Crunchy Lemon Chicken Salad with Toasted Almonds & Fresh Parm
Crunchy Lemon Chicken Salad with Toasted Almonds & Fresh Parmesan
My husband and I absolutely LOVE this recipe as it holds up extremely well for work lunches. This recipe is simple but the ingredients are very important to hit the high points!
1. Preheat oven to 425. While that is heating, juice your two lemons and set juice aside. Put your greens in a large bowl and pour lemon juice over greens (reserving a couple tablespoons). Then drizzle greens with olive oil, season with kosher salt and fresh ground pepper, toss and set aside. Letting the greens sit in the lemon juice for a bit will help them tenderize.

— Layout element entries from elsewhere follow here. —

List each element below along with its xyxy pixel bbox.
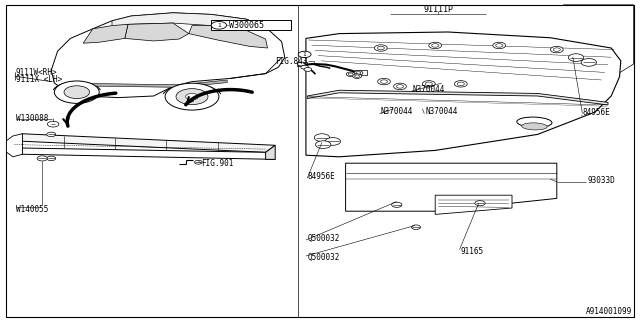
Polygon shape <box>125 23 189 41</box>
Circle shape <box>378 46 384 50</box>
Polygon shape <box>13 134 275 152</box>
Text: 84956E: 84956E <box>582 108 610 117</box>
Text: 91165: 91165 <box>461 247 484 256</box>
Polygon shape <box>112 13 266 30</box>
Circle shape <box>301 65 308 69</box>
Circle shape <box>298 51 311 58</box>
Text: Q500032: Q500032 <box>307 253 340 262</box>
Text: 1: 1 <box>217 23 221 28</box>
Circle shape <box>426 82 433 85</box>
Circle shape <box>493 42 506 49</box>
Circle shape <box>316 141 331 148</box>
Circle shape <box>325 138 340 145</box>
Circle shape <box>394 83 406 90</box>
Circle shape <box>195 160 202 164</box>
Text: N370044: N370044 <box>413 85 445 94</box>
Text: 93033D: 93033D <box>588 176 615 185</box>
Circle shape <box>412 225 420 229</box>
Bar <box>355 70 367 75</box>
Ellipse shape <box>522 123 547 130</box>
Polygon shape <box>266 145 275 159</box>
Circle shape <box>581 59 596 66</box>
Text: 1: 1 <box>303 52 307 57</box>
Text: W140055: W140055 <box>16 205 49 214</box>
Polygon shape <box>435 195 512 214</box>
Circle shape <box>432 44 439 47</box>
Ellipse shape <box>517 117 552 127</box>
Circle shape <box>429 42 442 49</box>
Polygon shape <box>51 13 285 98</box>
Circle shape <box>37 156 47 161</box>
Circle shape <box>356 72 361 74</box>
Circle shape <box>47 132 56 137</box>
Polygon shape <box>83 24 128 43</box>
Circle shape <box>314 134 330 141</box>
Circle shape <box>457 82 464 85</box>
Circle shape <box>553 48 561 51</box>
Text: FIG.901: FIG.901 <box>202 159 234 168</box>
Circle shape <box>47 121 59 127</box>
Polygon shape <box>13 148 275 159</box>
Circle shape <box>397 84 404 88</box>
Circle shape <box>380 80 388 83</box>
FancyBboxPatch shape <box>211 20 291 30</box>
Text: FIG.843: FIG.843 <box>275 57 307 66</box>
Polygon shape <box>6 134 22 157</box>
Circle shape <box>496 44 503 47</box>
Text: 84956E: 84956E <box>307 172 335 181</box>
Circle shape <box>392 202 402 207</box>
Bar <box>297 62 307 66</box>
Circle shape <box>475 201 485 206</box>
Circle shape <box>348 73 353 76</box>
Circle shape <box>64 86 90 99</box>
Polygon shape <box>189 26 268 48</box>
Polygon shape <box>306 32 621 157</box>
Circle shape <box>298 62 305 66</box>
Polygon shape <box>13 134 22 154</box>
Polygon shape <box>70 80 227 87</box>
Circle shape <box>176 89 208 105</box>
Circle shape <box>186 93 198 100</box>
Text: 9111X <LH>: 9111X <LH> <box>16 76 62 84</box>
Text: 9111W<RH>: 9111W<RH> <box>16 68 58 77</box>
Circle shape <box>54 81 99 103</box>
Circle shape <box>165 83 219 110</box>
Circle shape <box>47 156 56 161</box>
Text: Q500032: Q500032 <box>307 234 340 243</box>
Text: W300065: W300065 <box>229 21 264 30</box>
Circle shape <box>354 71 363 75</box>
Text: A914001099: A914001099 <box>586 307 632 316</box>
Circle shape <box>346 72 355 76</box>
Circle shape <box>211 21 227 29</box>
Circle shape <box>550 46 563 53</box>
Polygon shape <box>307 90 608 105</box>
Circle shape <box>355 75 360 77</box>
Circle shape <box>378 78 390 85</box>
Polygon shape <box>346 163 557 211</box>
Text: N370044: N370044 <box>426 108 458 116</box>
Text: N370044: N370044 <box>381 108 413 116</box>
Circle shape <box>422 81 435 87</box>
Text: 91111P: 91111P <box>424 5 453 14</box>
Circle shape <box>374 45 387 51</box>
Circle shape <box>304 68 312 71</box>
Circle shape <box>568 54 584 61</box>
Circle shape <box>353 74 362 78</box>
Circle shape <box>454 81 467 87</box>
Text: W130088: W130088 <box>16 114 49 123</box>
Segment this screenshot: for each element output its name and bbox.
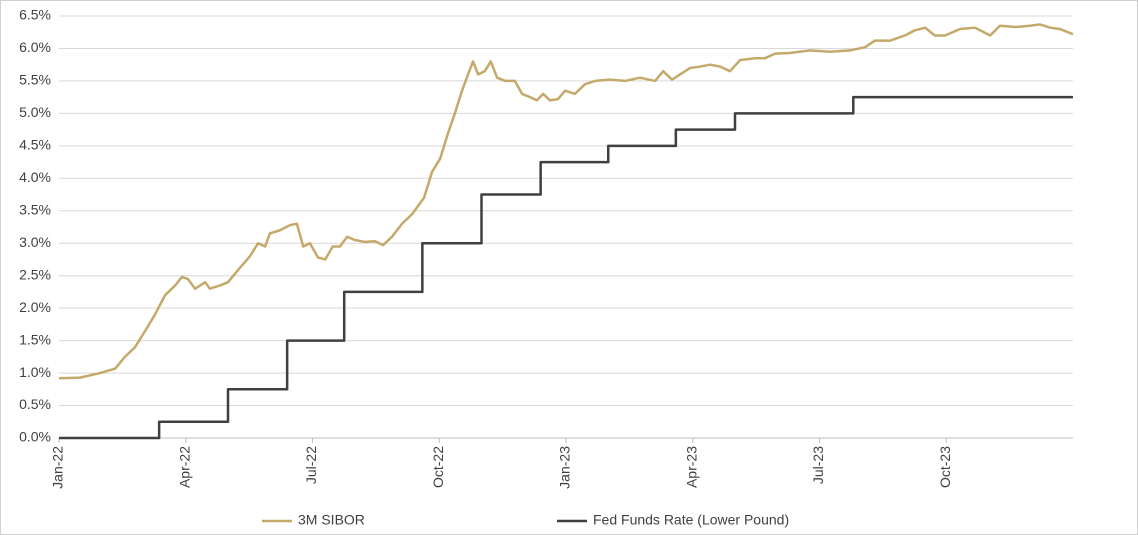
line-series — [59, 95, 1073, 440]
x-tick-label: Oct-22 — [430, 446, 446, 488]
y-tick-label: 3.0% — [19, 234, 51, 250]
y-tick-label: 6.0% — [19, 39, 51, 55]
x-tick-label: Jan-22 — [50, 446, 66, 489]
legend-label: 3M SIBOR — [298, 512, 365, 528]
y-tick-label: 3.5% — [19, 201, 51, 217]
legend-label: Fed Funds Rate (Lower Pound) — [593, 512, 789, 528]
x-tick-label: Jul-22 — [303, 446, 319, 484]
x-tick-label: Apr-23 — [683, 446, 699, 488]
x-tick-label: Jan-23 — [557, 446, 573, 489]
y-tick-label: 1.0% — [19, 364, 51, 380]
y-tick-label: 0.5% — [19, 396, 51, 412]
y-tick-label: 6.5% — [19, 7, 51, 23]
y-tick-label: 2.5% — [19, 266, 51, 282]
y-tick-label: 1.5% — [19, 331, 51, 347]
x-tick-label: Jul-23 — [810, 446, 826, 484]
y-tick-label: 5.5% — [19, 72, 51, 88]
y-tick-label: 4.0% — [19, 169, 51, 185]
y-tick-label: 0.0% — [19, 429, 51, 445]
x-tick-label: Apr-22 — [176, 446, 192, 488]
x-tick-label: Oct-23 — [937, 446, 953, 488]
y-tick-label: 5.0% — [19, 104, 51, 120]
line-series — [58, 23, 1074, 380]
y-tick-label: 4.5% — [19, 137, 51, 153]
y-tick-label: 2.0% — [19, 299, 51, 315]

2. On your sheet pan, line with foil. Spray with nonstick spray. Place tenders on pan and drizzle with olive oil, remaining lemon juice and a little kosher salt and fresh ground pepper. Let roast for 30 minutes, flipping tenders at 15 minute point.
3. While chicken is roasting. Prepare a pan to a medium low heat and add your slivered almonds. Watch carefully as these can burn quickly. Toast almonds until light golden brown. While nuts are toasting, grate your parmesan (using the traditiona shred side) and set aside. It is key to use freshly grated parmesan because the added creaminess just brings all of the flavors together perfectly.
4. When chicken is done, remove from oven. Pour any pan drippings on top of your greens. Chop chicken into small pieces and add to greens. Add almonds, currants and parmesan and toss well. Add any additional olive oil, lemon or salt & pepper you like.